Wednesday, January 28, 2009

Does he really think that Dick Fuld has been "practically exonerated" by this one highly contentious document

Here's Salmon again:

"
Sorkin Exonerates Fuld

Andrew Ross Sorkin today has the most astonishing parenthetical I've seen in a long while:

(By the way, doesn't it seem increasingly hard to vilify Richard S. Fuld Jr., the former chief executive of Lehman Brothers, given what's happened since that firm filed for bankruptcy? If you haven't read it yet, there's a remarkable court filing by Harvey R. Miller, the respected lawyer at Weil, Gotshal & Manges overseeing the bankruptcy, that practically exonerates Mr. Fuld. See nytimes.com/dealbook)

The blog entry is here, and the court filing therein is simply dispatched by Sam Jones:

It is disingenuity of the highest order to suggest that banks like Lehman were passive victims of a stormy market. Their actions created the stormy market in the first place. Dick Fuld's Lehman reaped what it sowed.

In fact, the filing actively celebrates all the risks that were taken by Fuld and Lehman in the years leading up to the collapse, talking about Lehman's "four consecutive years of record-breaking financial results" between 2004 and 2007, and citing with admiration Lehman's soaring share price.

What's more, Miller's filing spends much more time on ad hominem attacks on Fuld's accusers than it does on seriously trying to defend Fuld's disastrous decisions -- something which is always a sign of a very weak case.

So why does Sorkin seem so inclined to take the filing at face value? Does he really think that Dick Fuld has been "practically exonerated" by this one highly contentious document, in the face of overwhelming evidence that Fuld levered up Lehman irresponsibly, refused to sell out when he could, and generally did nothing to save his bank until it was far too late?
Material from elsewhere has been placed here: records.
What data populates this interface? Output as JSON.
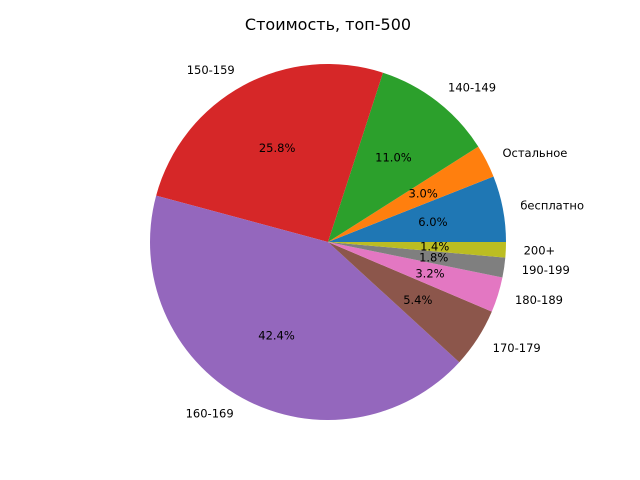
{
  "chart_data": {
    "type": "pie",
    "title": "Стоимость, топ-500",
    "start_angle_deg": 0,
    "direction": "counterclockwise",
    "slices": [
      {
        "label": "бесплатно",
        "value": 6.0,
        "pct_label": "6.0%",
        "color": "#1f77b4"
      },
      {
        "label": "Остальное",
        "value": 3.0,
        "pct_label": "3.0%",
        "color": "#ff7f0e"
      },
      {
        "label": "140-149",
        "value": 11.0,
        "pct_label": "11.0%",
        "color": "#2ca02c"
      },
      {
        "label": "150-159",
        "value": 25.8,
        "pct_label": "25.8%",
        "color": "#d62728"
      },
      {
        "label": "160-169",
        "value": 42.4,
        "pct_label": "42.4%",
        "color": "#9467bd"
      },
      {
        "label": "170-179",
        "value": 5.4,
        "pct_label": "5.4%",
        "color": "#8c564b"
      },
      {
        "label": "180-189",
        "value": 3.2,
        "pct_label": "3.2%",
        "color": "#e377c2"
      },
      {
        "label": "190-199",
        "value": 1.8,
        "pct_label": "1.8%",
        "color": "#7f7f7f"
      },
      {
        "label": "200+",
        "value": 1.4,
        "pct_label": "1.4%",
        "color": "#bcbd22"
      }
    ]
  }
}
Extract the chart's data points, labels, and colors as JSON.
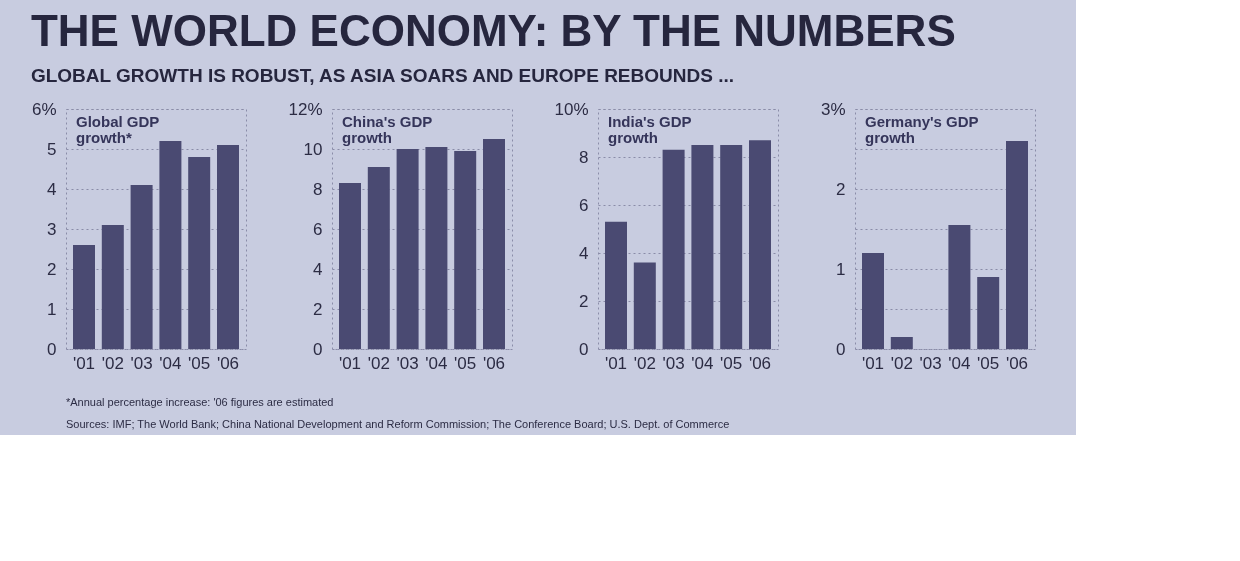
{
  "chart_data": [
    {
      "type": "bar",
      "title": "THE WORLD ECONOMY: BY THE NUMBERS",
      "subtitle": "GLOBAL GROWTH IS ROBUST, AS ASIA SOARS AND EUROPE REBOUNDS ...",
      "categories": [
        "'01",
        "'02",
        "'03",
        "'04",
        "'05",
        "'06"
      ],
      "values": [
        2.6,
        3.1,
        4.1,
        5.2,
        4.8,
        5.1
      ],
      "color": "#4a4a72",
      "ylim": [
        0,
        6
      ],
      "yticks": [
        0,
        1,
        2,
        3,
        4,
        5,
        {
          "value": 6,
          "label": "6%"
        }
      ],
      "grid": true,
      "annotations": [
        "Global GDP growth*",
        "*Annual percentage increase: '06 figures are estimated",
        "Sources: IMF; The World Bank; China National Development and Reform Commission; The Conference Board; U.S. Dept. of Commerce"
      ]
    },
    {
      "type": "bar",
      "categories": [
        "'01",
        "'02",
        "'03",
        "'04",
        "'05",
        "'06"
      ],
      "values": [
        8.3,
        9.1,
        10.0,
        10.1,
        9.9,
        10.5
      ],
      "color": "#4a4a72",
      "ylim": [
        0,
        12
      ],
      "yticks": [
        0,
        2,
        4,
        6,
        8,
        10,
        {
          "value": 12,
          "label": "12%"
        }
      ],
      "grid": true,
      "annotations": [
        "China's GDP growth"
      ]
    },
    {
      "type": "bar",
      "categories": [
        "'01",
        "'02",
        "'03",
        "'04",
        "'05",
        "'06"
      ],
      "values": [
        5.3,
        3.6,
        8.3,
        8.5,
        8.5,
        8.7
      ],
      "color": "#4a4a72",
      "ylim": [
        0,
        10
      ],
      "yticks": [
        0,
        2,
        4,
        6,
        8,
        {
          "value": 10,
          "label": "10%"
        }
      ],
      "grid": true,
      "annotations": [
        "India's GDP growth"
      ]
    },
    {
      "type": "bar",
      "categories": [
        "'01",
        "'02",
        "'03",
        "'04",
        "'05",
        "'06"
      ],
      "values": [
        1.2,
        0.15,
        0,
        1.55,
        0.9,
        2.6
      ],
      "color": "#4a4a72",
      "ylim": [
        0,
        3
      ],
      "yticks": [
        0,
        {
          "value": 0.5,
          "label": null
        },
        1,
        {
          "value": 1.5,
          "label": null
        },
        2,
        {
          "value": 2.5,
          "label": null
        },
        {
          "value": 3,
          "label": "3%"
        }
      ],
      "grid": true,
      "annotations": [
        "Germany's GDP growth"
      ]
    }
  ]
}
Could this just be part of a campaign by Sorkin to get Fuld to talk to him? Sorkin doesn't just have his newspaper column: he also has TV and book projects going, and access to Fuld would be very valuable in what has become an extremely crowded meltdown-media marketplace. Alternatively, of course, Sorkin genuinely wants us to think that one overheated court filing is really sufficient to make him change his mind on the question of Fuld's basic culpability. So which is it?"

My reply:

From Bloomberg:

http://www.bloomberg.com/apps/news?pid=20601109&sid=aMQJV3iJ5M8c&refer=home

"Meanwhile, worried that his lieutenants wouldn't be able to fetch a fair price from an investor, Fuld was pursuing another strategy. The plan his associates devised would offload Lehman's toxic commercial-mortgage portfolio to an independent company, codenamed Spinco. The new company's stock would be owned by Lehman shareholders, and its startup capital would be provided by the firm. While Lehman would have to raise fresh capital to replace what it transferred to Spinco, investors would be buying into an investment bank with a scrubbed balance sheet. "

Actually, he sounds prescient. Maybe we should call the Aggregator, Bad Bank "Spinco" in his honor. Why not let him run it?

And here I thought that Spinco was another one of the Marx brothers.